1. Windows Event Logs.
2. Proxy
3. Firewall
4. EDR
5. VPN
6. AD / LDAP

And it could be exchanged for so long. The sources we will use depend on what behavior we are trying to find and, of course, what logs are collected and actually available to us.

But what if we didn't find anything? Does this mean that we can deal with other hypotheses and forget about those already proven? It would be a big waste of our effort and time - we have information about how threat actors behave, and our research in the environment allowed us to assess whether these behaviors stand out among normal activities. So why not record the effects of our actions and create a detection rule that will help find similar behaviors in the future and perhaps lead SOC to activity, without the help of hunting. I talked about the cooperation between detection, incident response and CTI teams during my speech at x33fcon 2021, where I also presented a diagram of model relationships between teams:

For effective operation, the relationship between CTI and threat hunting analysts must therefore be two-sided - the CTI provides the data to build hypotheses, and hunters tell analysts what they see, enriching the knowledge of attacks. This process of operation describes well the F3EAD diagram that appears on my chart. F3EAD is derived from military operations methodology connecting the intelligence cycle with active threat detection. Its phases are as follows:

1. Find - on the basis of available CTI data, we determine threats to our environment and methods of its detection.
2. Fix - the use of analysts and environmental analyzes (e.g. log files) to find malicious activity. Here we find the machines accessed by the attacker and define the scope of the break-in. You could say the actual threat hunting is happening right here.
3. Finish - incident response activities aimed at removing activity from the environment, cutting off attackers' access and repairing the effects of an attack.
4. Exploit - after we have stopped hostile activity, we start to look at its activities and collect as much data about the break-in as possible. This phase therefore corresponds to the phase of gathering information from the intelligence cycle.
5. Analyze - after collecting the data, analysts summarize their observations regarding the TTPs used, analyze malware samples to discover their functionality and create signatures, so they process the data obtained in the previous step.
6. Disseminate - in the end, the results of the analyzes are disseminated among the teams forming the security organization (at the tactical, operational and strategic level) in order to broaden the knowledge about the threats and better prepare for the next break-in attempts.

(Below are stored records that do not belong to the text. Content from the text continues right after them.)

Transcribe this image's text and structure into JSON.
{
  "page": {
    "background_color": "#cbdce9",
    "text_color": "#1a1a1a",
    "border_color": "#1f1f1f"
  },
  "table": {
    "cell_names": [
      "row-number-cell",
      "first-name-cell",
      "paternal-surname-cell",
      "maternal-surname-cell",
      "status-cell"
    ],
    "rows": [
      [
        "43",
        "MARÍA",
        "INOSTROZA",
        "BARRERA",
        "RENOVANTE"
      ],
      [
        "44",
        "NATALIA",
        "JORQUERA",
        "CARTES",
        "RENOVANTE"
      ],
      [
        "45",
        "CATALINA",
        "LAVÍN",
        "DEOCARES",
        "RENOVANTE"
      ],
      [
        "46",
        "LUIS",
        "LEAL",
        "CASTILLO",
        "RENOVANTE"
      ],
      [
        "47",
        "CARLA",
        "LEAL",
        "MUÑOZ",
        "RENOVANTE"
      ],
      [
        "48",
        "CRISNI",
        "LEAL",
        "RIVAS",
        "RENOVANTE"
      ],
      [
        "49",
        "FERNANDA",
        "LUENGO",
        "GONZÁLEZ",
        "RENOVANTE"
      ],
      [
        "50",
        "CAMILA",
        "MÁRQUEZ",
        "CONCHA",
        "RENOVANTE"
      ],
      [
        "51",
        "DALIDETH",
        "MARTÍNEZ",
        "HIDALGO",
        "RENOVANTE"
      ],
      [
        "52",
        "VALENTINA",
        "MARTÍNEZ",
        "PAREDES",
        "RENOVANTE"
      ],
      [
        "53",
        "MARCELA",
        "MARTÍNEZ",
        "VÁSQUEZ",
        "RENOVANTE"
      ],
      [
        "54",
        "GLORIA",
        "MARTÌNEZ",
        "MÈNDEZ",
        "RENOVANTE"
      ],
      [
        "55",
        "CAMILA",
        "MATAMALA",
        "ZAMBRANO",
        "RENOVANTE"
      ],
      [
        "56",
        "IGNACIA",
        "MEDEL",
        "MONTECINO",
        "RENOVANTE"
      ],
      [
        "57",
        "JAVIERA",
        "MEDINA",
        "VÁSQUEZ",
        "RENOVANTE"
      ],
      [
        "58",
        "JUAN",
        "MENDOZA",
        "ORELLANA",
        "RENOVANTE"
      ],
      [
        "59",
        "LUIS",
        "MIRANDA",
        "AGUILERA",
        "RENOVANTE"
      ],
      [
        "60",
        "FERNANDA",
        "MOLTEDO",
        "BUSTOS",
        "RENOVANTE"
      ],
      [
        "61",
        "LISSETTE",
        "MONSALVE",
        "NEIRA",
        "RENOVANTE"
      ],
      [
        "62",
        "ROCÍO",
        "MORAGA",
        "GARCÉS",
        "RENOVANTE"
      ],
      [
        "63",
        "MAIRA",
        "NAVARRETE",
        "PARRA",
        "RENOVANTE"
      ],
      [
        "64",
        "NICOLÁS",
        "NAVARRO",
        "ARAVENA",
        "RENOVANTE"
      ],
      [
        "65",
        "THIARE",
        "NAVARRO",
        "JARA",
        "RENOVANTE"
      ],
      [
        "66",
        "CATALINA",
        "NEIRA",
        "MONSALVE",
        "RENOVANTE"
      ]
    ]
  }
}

As we can see, threat hunting is a powerful tool that allows you to turn your defense into an attack. By actively looking for malicious activity, we force attackers to change the tools used and methods of operation, increasing the cost of their actions and discouraging attacks against our environment. Successful hunting, however, requires not only technical knowledge, but also interaction between teams and the exchange of information. Then even the most advanced groups will have to be on thier tip-toes when trying to attack our environment.